Par Nicolas Anspach le 19 avril 2010                      Lien  
Le principe des "Histoires extraordinaires" de Pierre Bellemare est connu de tous. Il a publié bon nombre d'ouvrages relatant, avec un talent de conteur hors-pair, les récits qui ont fait les belles heures de l'émission, "Les incroyables Histoires de Pierre Bellemare", sur RTL. Jacky Clech les adapte aujourd’hui en BD.
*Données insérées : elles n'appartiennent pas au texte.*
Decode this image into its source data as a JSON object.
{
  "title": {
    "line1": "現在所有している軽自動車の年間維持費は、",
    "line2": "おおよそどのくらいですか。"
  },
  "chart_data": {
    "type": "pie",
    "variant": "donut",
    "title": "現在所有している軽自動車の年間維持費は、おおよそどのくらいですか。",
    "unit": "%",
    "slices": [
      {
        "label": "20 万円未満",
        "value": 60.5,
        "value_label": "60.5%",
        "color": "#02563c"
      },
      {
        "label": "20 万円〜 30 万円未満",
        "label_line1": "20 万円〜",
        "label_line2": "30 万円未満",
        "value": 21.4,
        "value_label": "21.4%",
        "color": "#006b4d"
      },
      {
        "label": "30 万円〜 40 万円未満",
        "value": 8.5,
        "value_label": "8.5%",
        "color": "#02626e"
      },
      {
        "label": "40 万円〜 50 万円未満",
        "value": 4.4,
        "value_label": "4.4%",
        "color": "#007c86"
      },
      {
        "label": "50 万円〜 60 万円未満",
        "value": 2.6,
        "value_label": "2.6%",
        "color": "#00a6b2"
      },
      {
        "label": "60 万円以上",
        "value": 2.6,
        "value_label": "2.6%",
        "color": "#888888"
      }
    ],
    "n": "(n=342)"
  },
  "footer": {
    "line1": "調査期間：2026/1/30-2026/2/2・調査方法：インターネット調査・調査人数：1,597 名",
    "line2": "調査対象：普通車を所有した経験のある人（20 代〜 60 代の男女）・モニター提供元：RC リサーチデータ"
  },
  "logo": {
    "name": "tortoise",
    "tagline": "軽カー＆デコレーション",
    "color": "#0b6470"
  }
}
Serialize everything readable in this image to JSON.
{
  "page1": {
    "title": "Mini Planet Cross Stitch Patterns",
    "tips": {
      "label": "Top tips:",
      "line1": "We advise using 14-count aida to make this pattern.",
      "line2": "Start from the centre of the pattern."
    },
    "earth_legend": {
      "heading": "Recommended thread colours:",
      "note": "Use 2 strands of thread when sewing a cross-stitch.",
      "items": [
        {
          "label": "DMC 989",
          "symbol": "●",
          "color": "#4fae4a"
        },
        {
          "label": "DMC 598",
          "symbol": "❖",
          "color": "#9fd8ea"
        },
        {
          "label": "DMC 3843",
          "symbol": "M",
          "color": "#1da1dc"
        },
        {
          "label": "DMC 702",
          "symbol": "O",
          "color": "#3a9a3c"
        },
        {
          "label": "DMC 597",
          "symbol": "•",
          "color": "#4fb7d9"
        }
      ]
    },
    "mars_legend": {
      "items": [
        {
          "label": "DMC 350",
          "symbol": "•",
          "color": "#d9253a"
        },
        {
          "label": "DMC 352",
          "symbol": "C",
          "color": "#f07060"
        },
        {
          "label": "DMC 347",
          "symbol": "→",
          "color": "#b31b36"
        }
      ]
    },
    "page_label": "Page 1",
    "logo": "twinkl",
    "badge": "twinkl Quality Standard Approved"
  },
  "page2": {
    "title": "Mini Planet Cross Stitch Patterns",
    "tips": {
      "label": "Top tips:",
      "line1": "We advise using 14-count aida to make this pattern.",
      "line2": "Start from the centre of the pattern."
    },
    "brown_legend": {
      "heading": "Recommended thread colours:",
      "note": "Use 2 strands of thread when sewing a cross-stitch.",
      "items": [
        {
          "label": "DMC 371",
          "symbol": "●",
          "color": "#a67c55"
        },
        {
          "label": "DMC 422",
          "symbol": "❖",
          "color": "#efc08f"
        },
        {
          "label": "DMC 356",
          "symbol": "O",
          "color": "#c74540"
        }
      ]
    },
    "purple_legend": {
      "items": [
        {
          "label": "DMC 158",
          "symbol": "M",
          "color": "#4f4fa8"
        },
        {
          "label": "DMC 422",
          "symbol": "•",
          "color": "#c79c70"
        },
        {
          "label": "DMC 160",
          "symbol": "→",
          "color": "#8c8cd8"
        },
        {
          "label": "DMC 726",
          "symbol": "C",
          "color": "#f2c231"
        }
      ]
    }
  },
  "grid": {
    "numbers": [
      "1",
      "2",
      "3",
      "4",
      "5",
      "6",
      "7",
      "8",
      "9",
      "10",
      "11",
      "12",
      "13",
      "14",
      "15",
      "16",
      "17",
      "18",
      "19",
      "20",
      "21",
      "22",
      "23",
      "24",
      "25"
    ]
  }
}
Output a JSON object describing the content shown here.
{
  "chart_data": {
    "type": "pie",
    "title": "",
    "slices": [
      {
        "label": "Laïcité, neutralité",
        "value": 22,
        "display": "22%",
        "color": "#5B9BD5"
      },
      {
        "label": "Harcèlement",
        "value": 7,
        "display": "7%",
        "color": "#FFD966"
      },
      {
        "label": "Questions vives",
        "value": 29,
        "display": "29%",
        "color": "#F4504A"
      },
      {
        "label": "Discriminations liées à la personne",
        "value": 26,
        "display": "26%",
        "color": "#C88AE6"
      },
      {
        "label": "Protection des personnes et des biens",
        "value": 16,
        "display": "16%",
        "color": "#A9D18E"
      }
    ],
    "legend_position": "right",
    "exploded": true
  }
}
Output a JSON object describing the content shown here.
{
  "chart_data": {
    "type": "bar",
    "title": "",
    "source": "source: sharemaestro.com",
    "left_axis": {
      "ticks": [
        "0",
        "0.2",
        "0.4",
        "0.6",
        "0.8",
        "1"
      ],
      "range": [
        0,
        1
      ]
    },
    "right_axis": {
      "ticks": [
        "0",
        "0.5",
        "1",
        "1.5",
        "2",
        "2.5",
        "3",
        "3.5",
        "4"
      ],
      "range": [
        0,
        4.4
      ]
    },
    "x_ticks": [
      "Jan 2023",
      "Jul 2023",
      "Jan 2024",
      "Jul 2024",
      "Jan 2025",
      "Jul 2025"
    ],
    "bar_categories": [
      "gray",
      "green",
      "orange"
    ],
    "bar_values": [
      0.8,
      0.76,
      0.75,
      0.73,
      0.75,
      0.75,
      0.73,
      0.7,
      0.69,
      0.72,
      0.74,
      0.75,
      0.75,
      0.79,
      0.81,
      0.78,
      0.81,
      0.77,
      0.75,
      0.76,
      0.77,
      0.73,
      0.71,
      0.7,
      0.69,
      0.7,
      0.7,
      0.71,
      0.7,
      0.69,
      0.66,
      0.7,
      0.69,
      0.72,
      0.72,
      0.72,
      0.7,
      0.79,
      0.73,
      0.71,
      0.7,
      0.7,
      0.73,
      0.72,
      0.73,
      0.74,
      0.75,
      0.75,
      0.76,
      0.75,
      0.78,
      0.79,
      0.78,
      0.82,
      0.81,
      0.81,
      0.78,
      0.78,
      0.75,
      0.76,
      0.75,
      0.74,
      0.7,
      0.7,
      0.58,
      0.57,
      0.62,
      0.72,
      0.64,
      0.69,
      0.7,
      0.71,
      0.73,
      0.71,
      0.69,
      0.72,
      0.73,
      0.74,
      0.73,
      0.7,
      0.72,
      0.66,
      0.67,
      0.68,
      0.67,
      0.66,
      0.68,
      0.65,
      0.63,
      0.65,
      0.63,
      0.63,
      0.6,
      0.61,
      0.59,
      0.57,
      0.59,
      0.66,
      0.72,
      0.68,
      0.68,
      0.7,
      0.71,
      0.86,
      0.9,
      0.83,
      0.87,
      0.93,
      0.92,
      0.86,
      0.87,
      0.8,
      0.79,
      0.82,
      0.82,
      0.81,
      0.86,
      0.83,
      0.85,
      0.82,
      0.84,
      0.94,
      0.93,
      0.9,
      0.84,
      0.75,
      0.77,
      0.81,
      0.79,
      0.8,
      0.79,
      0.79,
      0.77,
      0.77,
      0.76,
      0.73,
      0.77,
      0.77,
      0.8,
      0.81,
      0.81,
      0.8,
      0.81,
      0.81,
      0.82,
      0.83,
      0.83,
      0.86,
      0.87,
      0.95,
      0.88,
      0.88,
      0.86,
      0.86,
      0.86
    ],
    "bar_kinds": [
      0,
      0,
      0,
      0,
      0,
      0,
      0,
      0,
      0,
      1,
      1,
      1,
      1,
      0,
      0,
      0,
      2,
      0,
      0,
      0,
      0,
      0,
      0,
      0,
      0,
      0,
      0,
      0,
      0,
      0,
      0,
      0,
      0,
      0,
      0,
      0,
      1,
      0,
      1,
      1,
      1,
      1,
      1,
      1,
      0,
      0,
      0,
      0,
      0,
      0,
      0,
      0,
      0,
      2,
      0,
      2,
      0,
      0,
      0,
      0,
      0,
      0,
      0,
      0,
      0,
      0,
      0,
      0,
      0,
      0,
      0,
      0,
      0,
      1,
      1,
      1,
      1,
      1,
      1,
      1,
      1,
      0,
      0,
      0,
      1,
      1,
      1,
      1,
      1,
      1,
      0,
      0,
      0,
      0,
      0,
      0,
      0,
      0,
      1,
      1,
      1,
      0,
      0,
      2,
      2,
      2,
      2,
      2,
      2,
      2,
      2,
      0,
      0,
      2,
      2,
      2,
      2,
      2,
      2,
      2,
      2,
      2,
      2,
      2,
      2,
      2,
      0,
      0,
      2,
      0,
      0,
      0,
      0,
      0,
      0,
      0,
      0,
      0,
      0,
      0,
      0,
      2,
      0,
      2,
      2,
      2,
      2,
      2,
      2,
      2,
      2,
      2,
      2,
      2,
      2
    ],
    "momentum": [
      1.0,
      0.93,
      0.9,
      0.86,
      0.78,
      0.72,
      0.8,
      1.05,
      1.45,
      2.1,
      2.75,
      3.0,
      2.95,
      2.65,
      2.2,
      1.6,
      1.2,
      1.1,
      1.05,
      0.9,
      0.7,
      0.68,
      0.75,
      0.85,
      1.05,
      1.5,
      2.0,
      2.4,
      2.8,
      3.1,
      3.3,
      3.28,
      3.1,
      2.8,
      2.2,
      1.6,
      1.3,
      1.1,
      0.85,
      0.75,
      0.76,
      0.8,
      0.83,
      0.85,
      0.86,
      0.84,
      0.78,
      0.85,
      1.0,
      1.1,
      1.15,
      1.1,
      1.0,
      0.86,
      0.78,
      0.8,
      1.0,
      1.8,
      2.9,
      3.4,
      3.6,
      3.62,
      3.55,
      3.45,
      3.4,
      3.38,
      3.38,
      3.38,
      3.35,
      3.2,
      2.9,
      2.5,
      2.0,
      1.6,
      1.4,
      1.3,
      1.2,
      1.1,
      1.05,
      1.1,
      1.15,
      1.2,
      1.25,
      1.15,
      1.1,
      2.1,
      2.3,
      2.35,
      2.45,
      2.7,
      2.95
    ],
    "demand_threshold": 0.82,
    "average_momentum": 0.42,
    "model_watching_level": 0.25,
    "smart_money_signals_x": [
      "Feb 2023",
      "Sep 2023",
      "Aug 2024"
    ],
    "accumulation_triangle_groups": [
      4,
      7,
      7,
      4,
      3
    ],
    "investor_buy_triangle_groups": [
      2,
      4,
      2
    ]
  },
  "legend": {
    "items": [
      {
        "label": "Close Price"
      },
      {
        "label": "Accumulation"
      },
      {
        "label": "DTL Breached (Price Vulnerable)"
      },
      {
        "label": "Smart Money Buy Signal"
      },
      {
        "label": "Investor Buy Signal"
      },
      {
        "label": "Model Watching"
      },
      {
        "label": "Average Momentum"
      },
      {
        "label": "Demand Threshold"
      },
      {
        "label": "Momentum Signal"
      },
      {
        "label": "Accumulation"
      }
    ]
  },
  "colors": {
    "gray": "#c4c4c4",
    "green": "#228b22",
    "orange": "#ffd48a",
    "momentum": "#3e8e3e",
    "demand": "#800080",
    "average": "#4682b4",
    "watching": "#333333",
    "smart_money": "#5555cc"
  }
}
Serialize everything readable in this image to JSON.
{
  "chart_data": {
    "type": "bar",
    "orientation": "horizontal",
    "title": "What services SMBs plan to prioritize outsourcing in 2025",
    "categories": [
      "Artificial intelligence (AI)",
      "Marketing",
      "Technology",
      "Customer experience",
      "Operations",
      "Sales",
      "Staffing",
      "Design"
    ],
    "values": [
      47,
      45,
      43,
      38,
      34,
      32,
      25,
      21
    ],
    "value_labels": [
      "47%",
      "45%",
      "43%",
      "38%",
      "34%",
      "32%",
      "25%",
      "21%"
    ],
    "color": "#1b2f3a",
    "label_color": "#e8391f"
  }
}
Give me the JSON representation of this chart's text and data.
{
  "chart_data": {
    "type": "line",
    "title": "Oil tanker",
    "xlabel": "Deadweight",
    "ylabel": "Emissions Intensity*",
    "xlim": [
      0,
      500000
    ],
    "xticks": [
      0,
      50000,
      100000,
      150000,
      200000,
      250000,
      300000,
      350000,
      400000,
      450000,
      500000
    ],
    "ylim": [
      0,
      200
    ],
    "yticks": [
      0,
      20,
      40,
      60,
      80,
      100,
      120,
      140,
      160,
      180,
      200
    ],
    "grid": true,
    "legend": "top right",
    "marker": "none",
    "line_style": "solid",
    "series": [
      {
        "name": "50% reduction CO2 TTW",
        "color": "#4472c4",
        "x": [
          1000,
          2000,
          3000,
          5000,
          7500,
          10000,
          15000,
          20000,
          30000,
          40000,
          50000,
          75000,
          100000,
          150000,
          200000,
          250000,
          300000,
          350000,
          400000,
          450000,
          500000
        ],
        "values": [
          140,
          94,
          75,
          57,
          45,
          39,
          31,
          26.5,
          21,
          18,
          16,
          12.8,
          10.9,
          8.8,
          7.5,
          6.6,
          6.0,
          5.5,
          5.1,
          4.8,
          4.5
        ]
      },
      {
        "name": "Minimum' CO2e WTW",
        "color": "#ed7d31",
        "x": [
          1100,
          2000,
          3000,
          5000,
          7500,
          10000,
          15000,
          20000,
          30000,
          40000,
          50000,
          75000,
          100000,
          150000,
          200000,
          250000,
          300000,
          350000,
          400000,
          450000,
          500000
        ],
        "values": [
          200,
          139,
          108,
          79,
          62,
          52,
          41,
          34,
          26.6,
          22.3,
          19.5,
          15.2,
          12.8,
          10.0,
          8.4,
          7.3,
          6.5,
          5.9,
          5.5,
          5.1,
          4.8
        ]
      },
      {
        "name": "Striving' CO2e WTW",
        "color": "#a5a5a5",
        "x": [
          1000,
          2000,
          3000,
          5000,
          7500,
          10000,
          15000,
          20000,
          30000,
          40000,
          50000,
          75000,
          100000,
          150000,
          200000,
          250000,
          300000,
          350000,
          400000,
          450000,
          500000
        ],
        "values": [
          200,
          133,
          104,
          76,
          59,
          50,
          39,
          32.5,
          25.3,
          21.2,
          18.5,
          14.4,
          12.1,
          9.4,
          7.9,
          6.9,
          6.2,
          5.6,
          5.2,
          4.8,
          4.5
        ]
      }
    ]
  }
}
En 1959, déjà, Pierre Bellemare s’intéressait à la bande dessinée. Il a participé à l’aventure de Pilote en y signant « Les Enquêtes de l’inspecteur Robillard », dessinée par Moallic. Cet inspecteur est intervenu plus tard, dans une émission sur Pilote sur Radio-Luxembourg, alors partenaire de l’hebdomadaire créé par Goscinny, Uderzo et Charlier.

En 1971, il avait également animé avec le créateur de Jerry Spring, Jijé, et Jean-Paul Rouland les « Enquêtes du Commissaires Major » dans La Voix du Nord.

Pour Bellemare, il était donc naturel de voir ses Histoires extraordinaires adaptée en BD. Jacky Clech a concrétisé cette envie. Ils ont publié à la fin de l’année dernière un premier volume reprenant cinq histoires aux éditions Joker. Inutile de dire que lorsque nous avons rencontré ces deux auteurs, nous étions sous le charme.


Pierre Bellemare : « Jacky Clech a respecté le ton de mes histoires extraordinaires ! »

Pierre Bellemare, votre père était un grand spécialiste de livres anciens. C’est lui qui vous a transmis le goût pour les belles illustrations ?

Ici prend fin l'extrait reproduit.